In: Accounting
Cheyenne Corp. enters into a contract with a customer to build an apartment building for $995,600. The customer hopes to rent apartments at the beginning of the school year and provides a performance bonus of $145,500 to be paid if the building is ready for rental beginning August 1, 2018. The bonus is reduced by $48,500 each week that completion is delayed.

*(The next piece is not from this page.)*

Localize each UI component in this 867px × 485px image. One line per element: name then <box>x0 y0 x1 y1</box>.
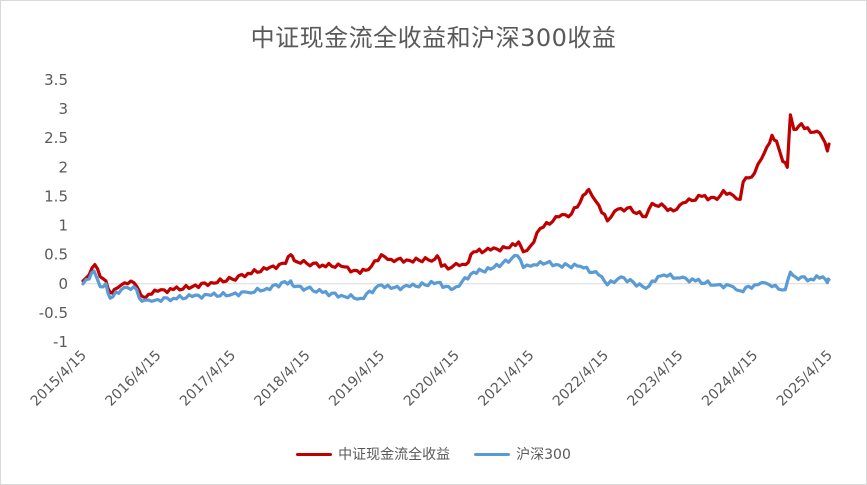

Cheyenne commonly includes these completion bonuses in its contracts and, based on prior experience, estimates the following completion outcomes:
Completed by | Probability | ||
August 1, 2018 | 70 | % | |
August 8, 2018 | 20 | ||
August 15, 2018 | 5 | ||
After August 15, 2018 | 5 |
(a) Determine the transaction price for the
contract, assuming Cheyenne is only able to estimate whether the
building can be completed by August 1, 2018, or not (Cheyenne
estimates that there is a 70% chance that the building will be
completed by August 1, 2018). (If answer is 0, please
enter 0. Do not leave any fields blank.)
Transaction Price | $ |
(b) Determine the transaction price for the
contract, assuming Cheyenne has limited information with which to
develop a reliable estimate of completion by the August 1, 2018,
deadline.
Transaction Price | $ |
Answer (a)
In this case, Cheyenne Corp. uses the most likely amount as the estimate of completion, it will be completed by August 1, 2018.
Transaction Price = Contract Price + Performance Bonus
= 995,600 + 145,500
= $1,141,100
Answer (b)
In this case, No revenue to be recorded in relation to the scheme of Incentive unless the uncertainty is resolved. Here, no revenue for the contract will be recognized until the completion of the contract provided by the customer.